Solve the problem of TTS recognition Chinese after string turn UTF8

Related Article

Contact Us

The content source of this page is from Internet, which doesn't represent Alibaba Cloud's opinion; products and services mentioned on that page don't have any relationship with Alibaba Cloud. If the content of the page makes you feel confusing, please write us an email, we will handle the problem within 5 days after receiving your email.

If you find any instances of plagiarism from the community, please send an email to: info-contact@alibabacloud.com and provide relevant evidence. A staff member will contact you within 5 working days.
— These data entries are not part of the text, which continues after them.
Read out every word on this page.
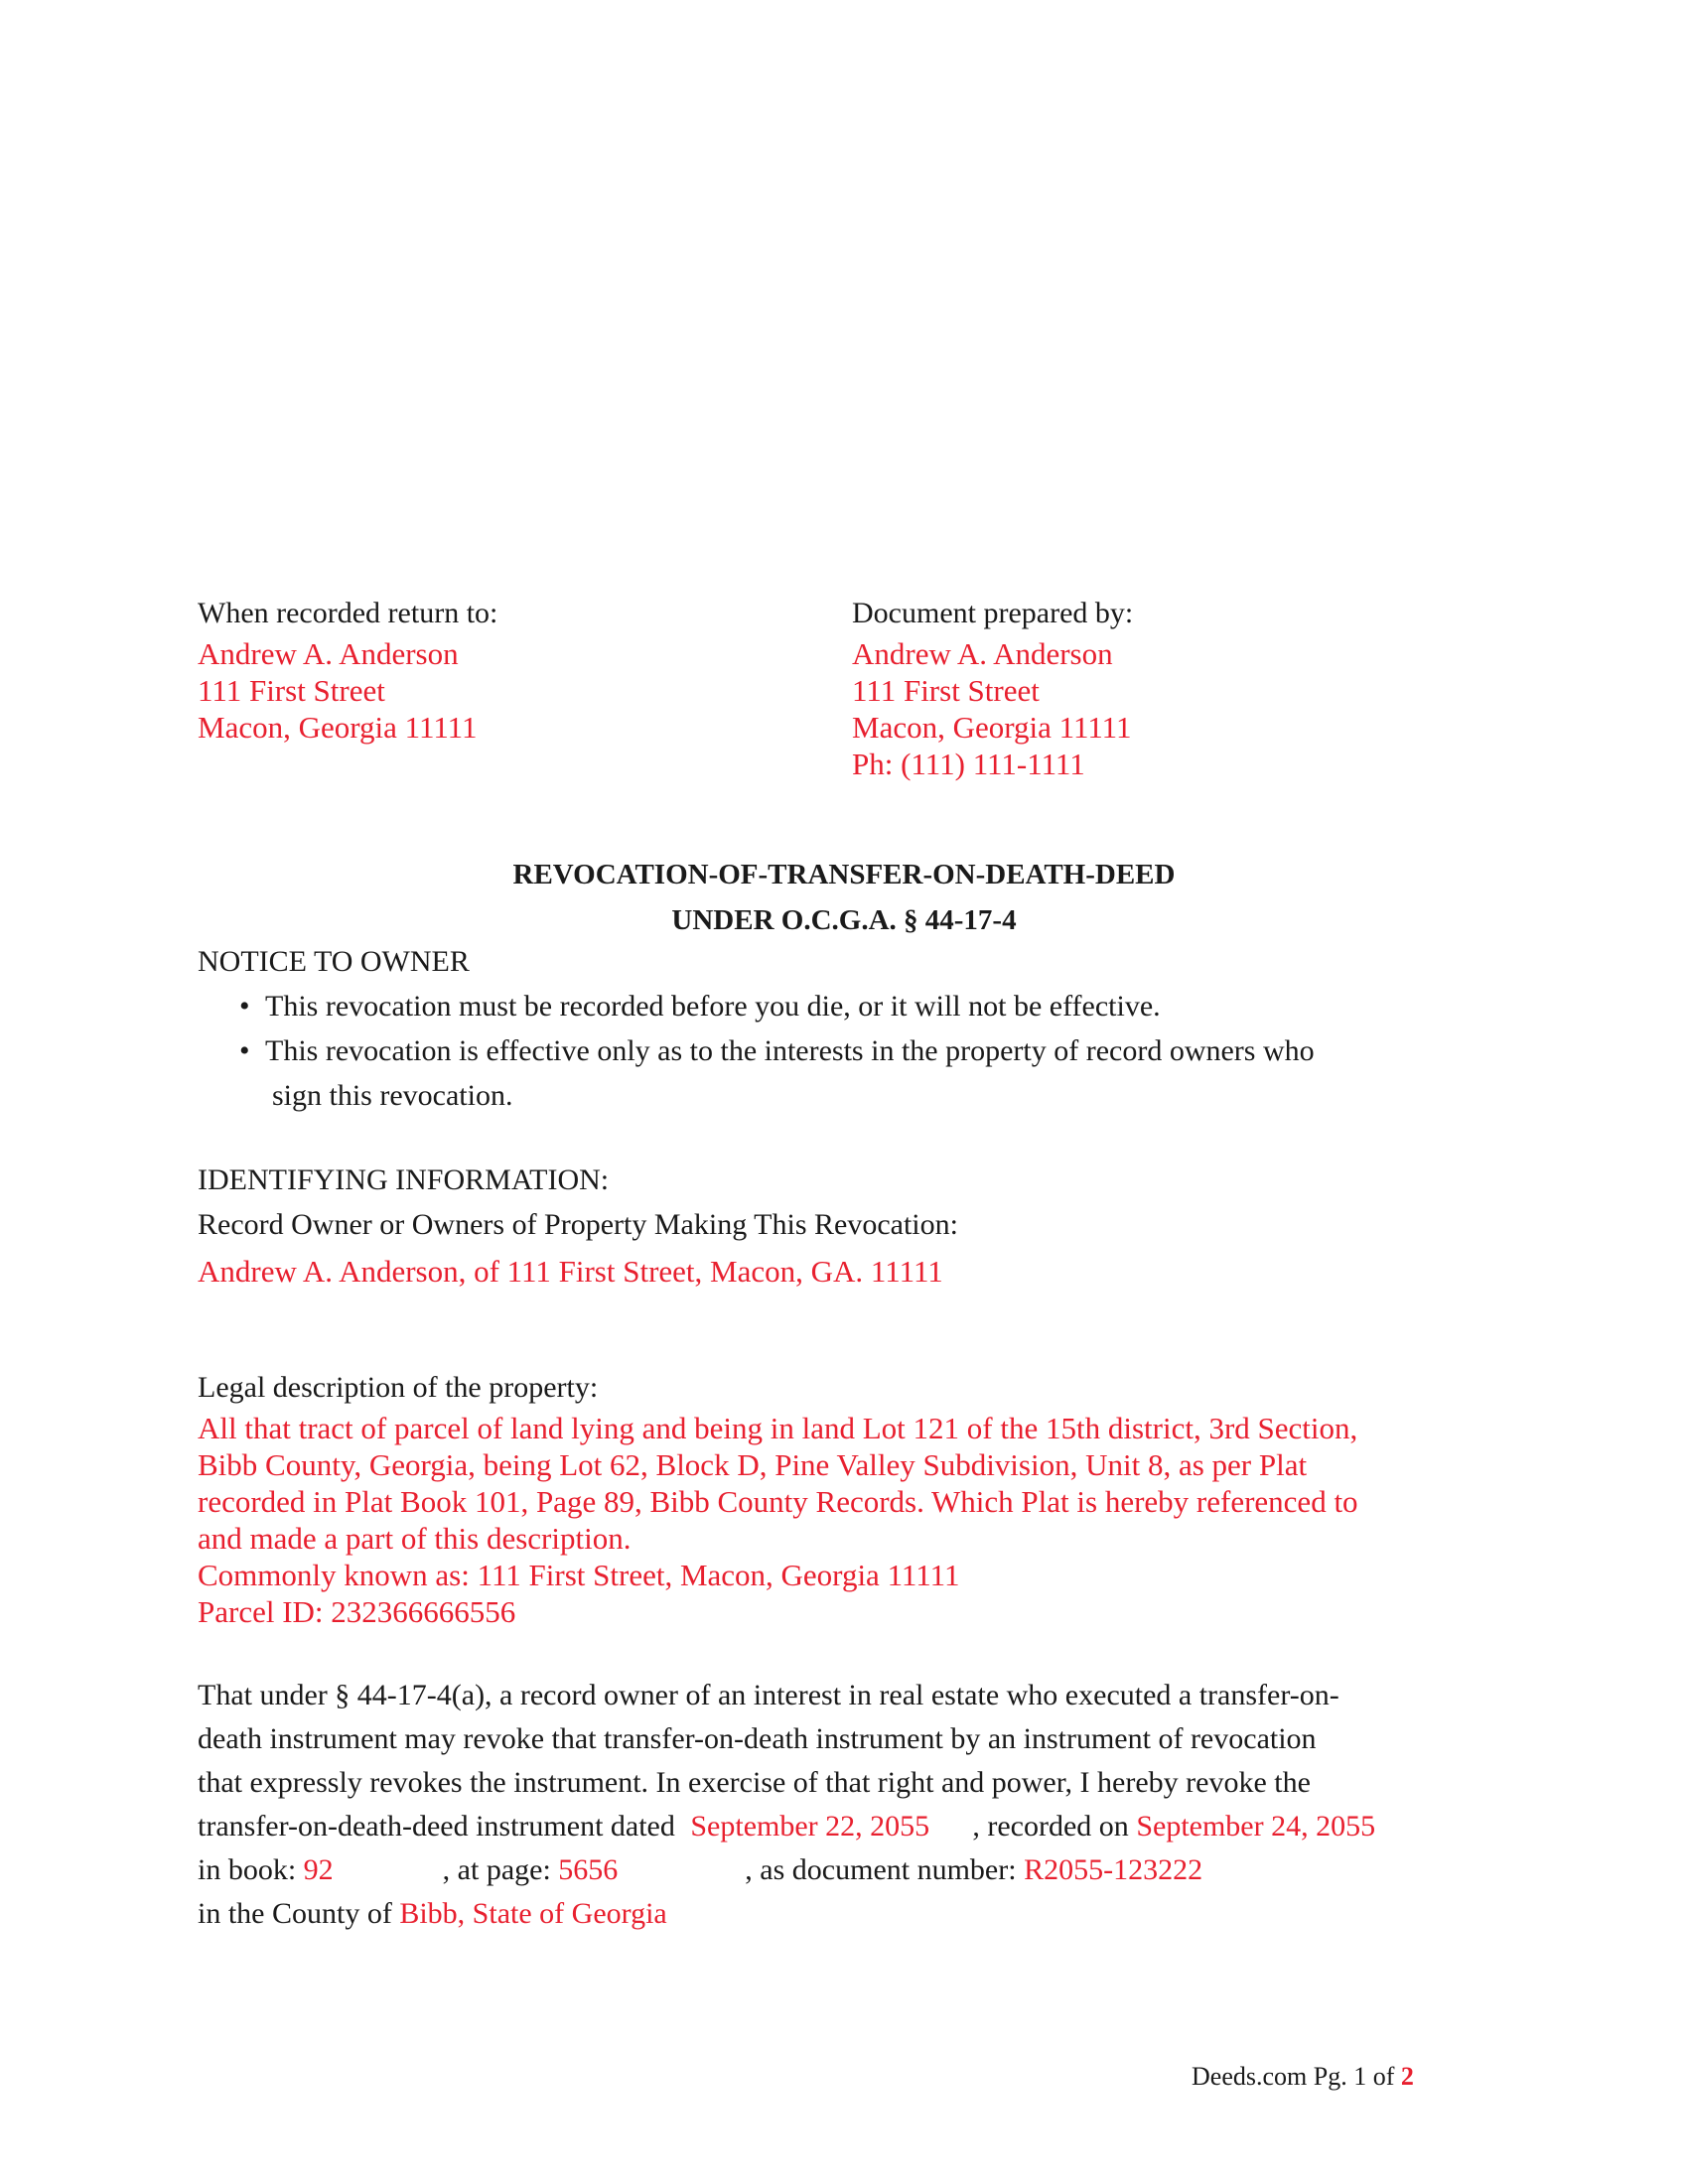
When recorded return to:
Andrew A. Anderson
111 First Street
Macon, Georgia 11111
Document prepared by:
Andrew A. Anderson
111 First Street
Macon, Georgia 11111
Ph: (111) 111-1111
REVOCATION-OF-TRANSFER-ON-DEATH-DEED
UNDER O.C.G.A. § 44-17-4
NOTICE TO OWNER
• This revocation must be recorded before you die, or it will not be effective.
• This revocation is effective only as to the interests in the property of record owners who
sign this revocation.
IDENTIFYING INFORMATION:
Record Owner or Owners of Property Making This Revocation:
Andrew A. Anderson, of 111 First Street, Macon, GA. 11111
Legal description of the property:
All that tract of parcel of land lying and being in land Lot 121 of the 15th district, 3rd Section,
Bibb County, Georgia, being Lot 62, Block D, Pine Valley Subdivision, Unit 8, as per Plat
recorded in Plat Book 101, Page 89, Bibb County Records. Which Plat is hereby referenced to
and made a part of this description.
Commonly known as: 111 First Street, Macon, Georgia 11111
Parcel ID: 232366666556
That under § 44-17-4(a), a record owner of an interest in real estate who executed a transfer-on-
death instrument may revoke that transfer-on-death instrument by an instrument of revocation
that expressly revokes the instrument. In exercise of that right and power, I hereby revoke the
transfer-on-death-deed instrument dated September 22, 2055 , recorded on September 24, 2055
in book: 92	, at page: 5656	, as document number: R2055-123222
in the County of Bibb, State of Georgia
Deeds.com Pg. 1 of 2
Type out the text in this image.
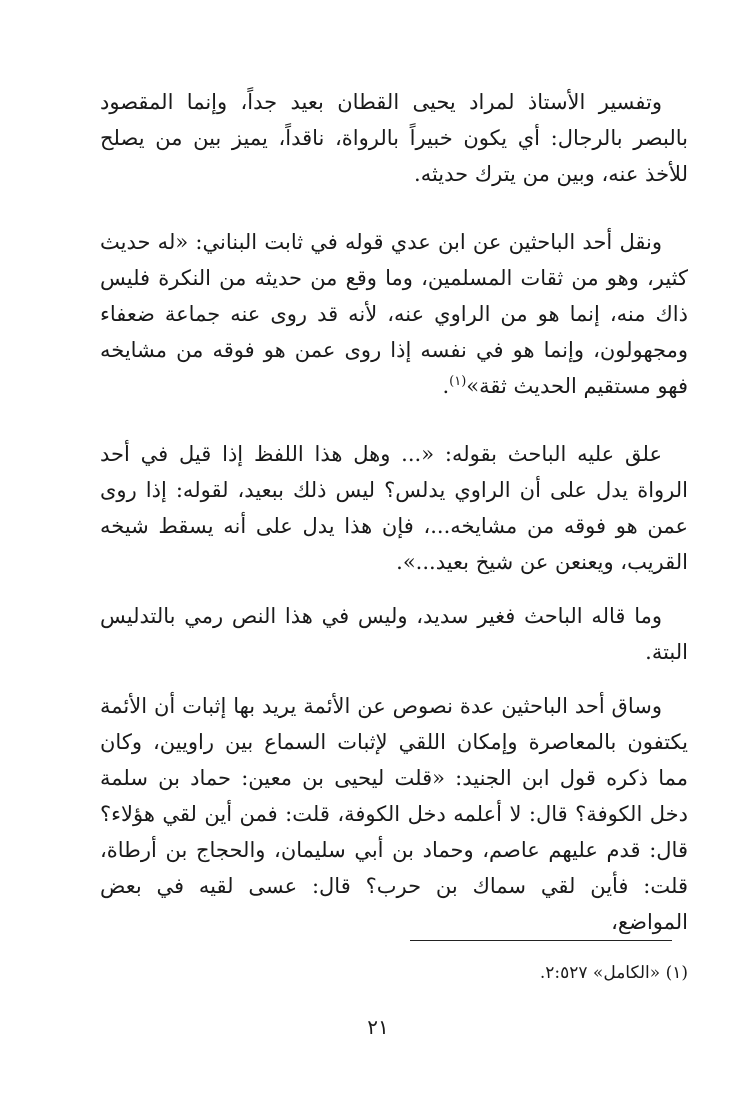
وتفسير الأستاذ لمراد يحيى القطان بعيد جداً، وإنما المقصود بالبصر بالرجال: أي يكون خبيراً بالرواة، ناقداً، يميز بين من يصلح للأخذ عنه، وبين من يترك حديثه.

ونقل أحد الباحثين عن ابن عدي قوله في ثابت البناني: «له حديث كثير، وهو من ثقات المسلمين، وما وقع من حديثه من النكرة فليس ذاك منه، إنما هو من الراوي عنه، لأنه قد روى عنه جماعة ضعفاء ومجهولون، وإنما هو في نفسه إذا روى عمن هو فوقه من مشايخه فهو مستقيم الحديث ثقة»$^{(١)}$.

علق عليه الباحث بقوله: «... وهل هذا اللفظ إذا قيل في أحد الرواة يدل على أن الراوي يدلس؟ ليس ذلك ببعيد، لقوله: إذا روى عمن هو فوقه من مشايخه...، فإن هذا يدل على أنه يسقط شيخه القريب، ويعنعن عن شيخ بعيد...».

وما قاله الباحث فغير سديد، وليس في هذا النص رمي بالتدليس البتة.

وساق أحد الباحثين عدة نصوص عن الأئمة يريد بها إثبات أن الأئمة يكتفون بالمعاصرة وإمكان اللقي لإثبات السماع بين راويين، وكان مما ذكره قول ابن الجنيد: «قلت ليحيى بن معين: حماد بن سلمة دخل الكوفة؟ قال: لا أعلمه دخل الكوفة، قلت: فمن أين لقي هؤلاء؟ قال: قدم عليهم عاصم، وحماد بن أبي سليمان، والحجاج بن أرطاة، قلت: فأين لقي سماك بن حرب؟ قال: عسى لقيه في بعض المواضع،

(١) «الكامل» ٢:٥٢٧.

٢١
A Free Trial That Lets You Build Big!

Start building with 50+ products and up to 12 months usage for Elastic Compute Service

  • Sales Support

    1 on 1 presale consultation

  • After-Sales Support

    24/7 Technical Support 6 Free Tickets per Quarter Faster Response

  • Alibaba Cloud offers highly flexible support services tailored to meet your exact needs.